For immediate release – April 25, 2016
Contact: Glenn Backes 916-202-2538
Reconsideration Granted – Needs 3 More Votes to Pass
Sacramento—A bill to repeal ineffective and costly sentencing enhancements for prior drug convictions fell short of the votes needed to pass the California State Senate today. It is eligible to be brought up again for consideration in coming days to see if the necessary votes can be garnered.
SB 966, authored by Holly Mitchell of Los Angeles, had strong support from most Democratic Senators, who in debate described it as an issue of racial justice for Latinos and African Americans who are disproportionately targeted for long sentences, even though drug use and drug sale is equally prevalent in all racial and ethnic groups. It was also described as an end to an expensive policy that has failed to effectively deter drug sales or drug use.
The bill would maintain the current base penalty for possession for sale of a controlled substance of two to four years, or for sale of a drug, a penalty up to five years. It would repeal the section of code that adds an additional three years for each prior conviction – convictions for which people have already been punished, and result in some people being sentenced to more than ten years in county jail, even though they have no prior convictions.

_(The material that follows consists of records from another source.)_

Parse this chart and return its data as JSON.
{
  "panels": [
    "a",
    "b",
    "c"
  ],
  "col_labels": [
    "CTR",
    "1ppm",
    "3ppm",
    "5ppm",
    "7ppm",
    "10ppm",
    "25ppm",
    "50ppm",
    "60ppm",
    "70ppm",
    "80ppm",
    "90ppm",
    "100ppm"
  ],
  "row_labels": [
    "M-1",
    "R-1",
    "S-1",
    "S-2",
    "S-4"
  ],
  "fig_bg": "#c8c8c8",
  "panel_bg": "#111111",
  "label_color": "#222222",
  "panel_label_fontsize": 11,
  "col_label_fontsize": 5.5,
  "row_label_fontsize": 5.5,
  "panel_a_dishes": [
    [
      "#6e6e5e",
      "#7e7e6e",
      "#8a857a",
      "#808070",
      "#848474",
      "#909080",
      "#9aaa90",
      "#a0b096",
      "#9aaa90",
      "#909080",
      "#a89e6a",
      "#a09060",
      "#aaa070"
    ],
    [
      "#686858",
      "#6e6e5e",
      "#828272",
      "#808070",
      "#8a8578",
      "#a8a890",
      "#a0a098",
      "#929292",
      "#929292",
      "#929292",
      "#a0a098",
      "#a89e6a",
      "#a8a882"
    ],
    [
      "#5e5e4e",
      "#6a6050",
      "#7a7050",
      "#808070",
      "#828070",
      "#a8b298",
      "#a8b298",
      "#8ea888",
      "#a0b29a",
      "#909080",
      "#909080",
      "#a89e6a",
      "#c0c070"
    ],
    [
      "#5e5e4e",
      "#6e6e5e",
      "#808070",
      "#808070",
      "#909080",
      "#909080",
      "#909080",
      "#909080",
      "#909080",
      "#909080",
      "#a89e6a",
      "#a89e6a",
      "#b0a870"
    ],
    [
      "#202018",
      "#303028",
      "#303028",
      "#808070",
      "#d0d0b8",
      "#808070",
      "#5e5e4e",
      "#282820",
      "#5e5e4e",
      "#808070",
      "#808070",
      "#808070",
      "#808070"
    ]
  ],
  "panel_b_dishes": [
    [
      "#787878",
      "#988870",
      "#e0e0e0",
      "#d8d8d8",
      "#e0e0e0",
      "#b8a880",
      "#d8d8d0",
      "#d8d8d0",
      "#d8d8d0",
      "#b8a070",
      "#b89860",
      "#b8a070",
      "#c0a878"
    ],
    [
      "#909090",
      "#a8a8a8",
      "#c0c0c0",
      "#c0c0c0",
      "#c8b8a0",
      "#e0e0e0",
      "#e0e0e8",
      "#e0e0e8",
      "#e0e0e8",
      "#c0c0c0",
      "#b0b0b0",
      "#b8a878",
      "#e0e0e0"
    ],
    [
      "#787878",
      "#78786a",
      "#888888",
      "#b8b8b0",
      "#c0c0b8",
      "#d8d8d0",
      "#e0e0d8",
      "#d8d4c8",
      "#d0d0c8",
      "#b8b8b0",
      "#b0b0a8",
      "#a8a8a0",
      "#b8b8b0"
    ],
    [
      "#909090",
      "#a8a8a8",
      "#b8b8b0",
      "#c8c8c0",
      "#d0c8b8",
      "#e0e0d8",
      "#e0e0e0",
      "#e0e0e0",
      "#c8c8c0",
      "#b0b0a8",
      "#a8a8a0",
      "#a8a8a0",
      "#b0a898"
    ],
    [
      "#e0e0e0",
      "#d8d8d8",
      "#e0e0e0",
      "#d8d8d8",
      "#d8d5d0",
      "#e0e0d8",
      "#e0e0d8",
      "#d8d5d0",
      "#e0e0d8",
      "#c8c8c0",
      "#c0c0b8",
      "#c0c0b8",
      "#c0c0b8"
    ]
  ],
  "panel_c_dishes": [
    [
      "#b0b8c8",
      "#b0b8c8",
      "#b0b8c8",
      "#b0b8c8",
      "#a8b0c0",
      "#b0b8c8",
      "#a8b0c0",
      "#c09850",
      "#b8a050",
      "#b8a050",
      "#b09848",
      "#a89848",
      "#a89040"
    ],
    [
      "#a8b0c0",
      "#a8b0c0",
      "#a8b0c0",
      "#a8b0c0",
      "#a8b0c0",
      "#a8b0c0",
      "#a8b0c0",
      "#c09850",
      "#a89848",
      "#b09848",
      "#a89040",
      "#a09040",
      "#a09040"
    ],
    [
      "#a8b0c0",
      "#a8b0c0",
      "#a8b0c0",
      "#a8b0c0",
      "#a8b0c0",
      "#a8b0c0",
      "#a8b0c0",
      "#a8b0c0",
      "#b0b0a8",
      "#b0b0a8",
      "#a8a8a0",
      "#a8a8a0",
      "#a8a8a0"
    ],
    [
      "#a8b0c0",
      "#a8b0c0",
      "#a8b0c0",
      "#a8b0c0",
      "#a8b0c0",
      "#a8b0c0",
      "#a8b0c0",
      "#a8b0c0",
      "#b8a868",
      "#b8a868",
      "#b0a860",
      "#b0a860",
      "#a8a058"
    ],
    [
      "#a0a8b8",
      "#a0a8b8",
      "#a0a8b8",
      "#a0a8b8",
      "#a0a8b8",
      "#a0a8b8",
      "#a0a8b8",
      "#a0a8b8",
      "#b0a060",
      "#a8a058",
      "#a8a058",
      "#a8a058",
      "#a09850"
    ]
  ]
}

The bill needs 21 votes to pass the Senate. Today, 18 Democratic Senators voted in favor of the bill. All 14 Republicans and three Democrats opposed.
Five Senators abstained, neither voting Aye nor No: Senator Hertzberg of the San Fernando Valley, Senator Hueso of San Diego & Imperial, Senator Jackson of Santa Barbara, Senator Mendoza of Whittier, and Senator Wolk of Davis/Fairfield.